Selanjutnya Hasnan Habib menyebutkan keamanan nasional yang bersifat komprehensif memberi implikasi bahwa keamanan tidak lagi bisa ditangani secara sendiri-sendiri, karena sudah menjadi keamanan bersama (common security). Lantas perlu dilakukannya pembinaan kerjasama keamanan (cooperative security) antara semua komponen keamanan nasional baik militer maupun non-militer.[7] Adapun Ingo Wandlet mengatakan bahwa keamanan komprehensif tidak lagi terjamin oleh aktor-aktor profesional seperti militer, polisi, dan intelijen. Perluasan skala ancaman mengakibatkan kebutuhan memperbesar jumlah aktor penjamin keamanan secara institusional.[8]

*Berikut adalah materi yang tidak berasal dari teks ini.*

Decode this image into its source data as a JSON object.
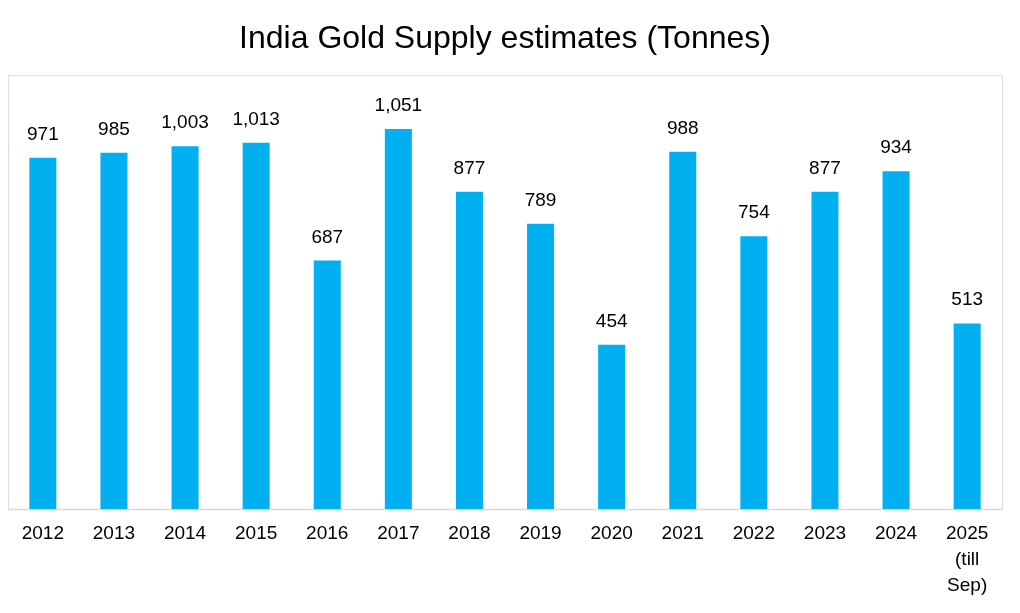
{
  "chart_data": {
    "type": "bar",
    "title": "India Gold Supply estimates (Tonnes)",
    "categories": [
      "2012",
      "2013",
      "2014",
      "2015",
      "2016",
      "2017",
      "2018",
      "2019",
      "2020",
      "2021",
      "2022",
      "2023",
      "2024",
      "2025 (till Sep)"
    ],
    "values": [
      971,
      985,
      1003,
      1013,
      687,
      1051,
      877,
      789,
      454,
      988,
      754,
      877,
      934,
      513
    ],
    "value_labels": [
      "971",
      "985",
      "1,003",
      "1,013",
      "687",
      "1,051",
      "877",
      "789",
      "454",
      "988",
      "754",
      "877",
      "934",
      "513"
    ],
    "color": "#00b0f0",
    "grid": false,
    "tick_labels": "x"
  }
}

Mengenai perkembangan keamanan komprehensif, Rizal Sukma memaparkan bahwa konsepsi mengenai “keamanan” tidak lagi didominasi oleh pengertian yang bersifat militer, yakni yang menekankan aspek konflik antar negara, khususnya yang berkaitan dengan aspek ancaman terhadap integritas wilayah nasional, namun dengan berakhirnya Perang Dingin, telah memperkuat pemahaman konsep keamanan dari sudut pandang menyeluruh, yakni melalui konsep keamanan komprehensif (comprehensive security).[9]

Dengan ruang lingkup keamanan yang tidak lagi terbatas pada dimensi militer, muncul istilah human security, keamanan lingkungan (environmental security), keamanan pangan (food security), keamanan energi (energy security), dan keamanan ekonomi (economic security).[10] Bahkan ”aman” juga dapat diartikan sebagai:

Security: aman dari gangguan atau ancaman yang dapat membahayakan.

Safety: selamat dari kecelakaan, bencana atau marabahaya yang dapat mengancam keselamatan kehidupan individu, masyarakat termasuk harta benda.

Surety: jaminan adanya kepastian/keyakinan suatu  kegiatan dapat berlangsung lancar, aman dan tertib, termasuk jaminan adanya kepastian hukum (certency)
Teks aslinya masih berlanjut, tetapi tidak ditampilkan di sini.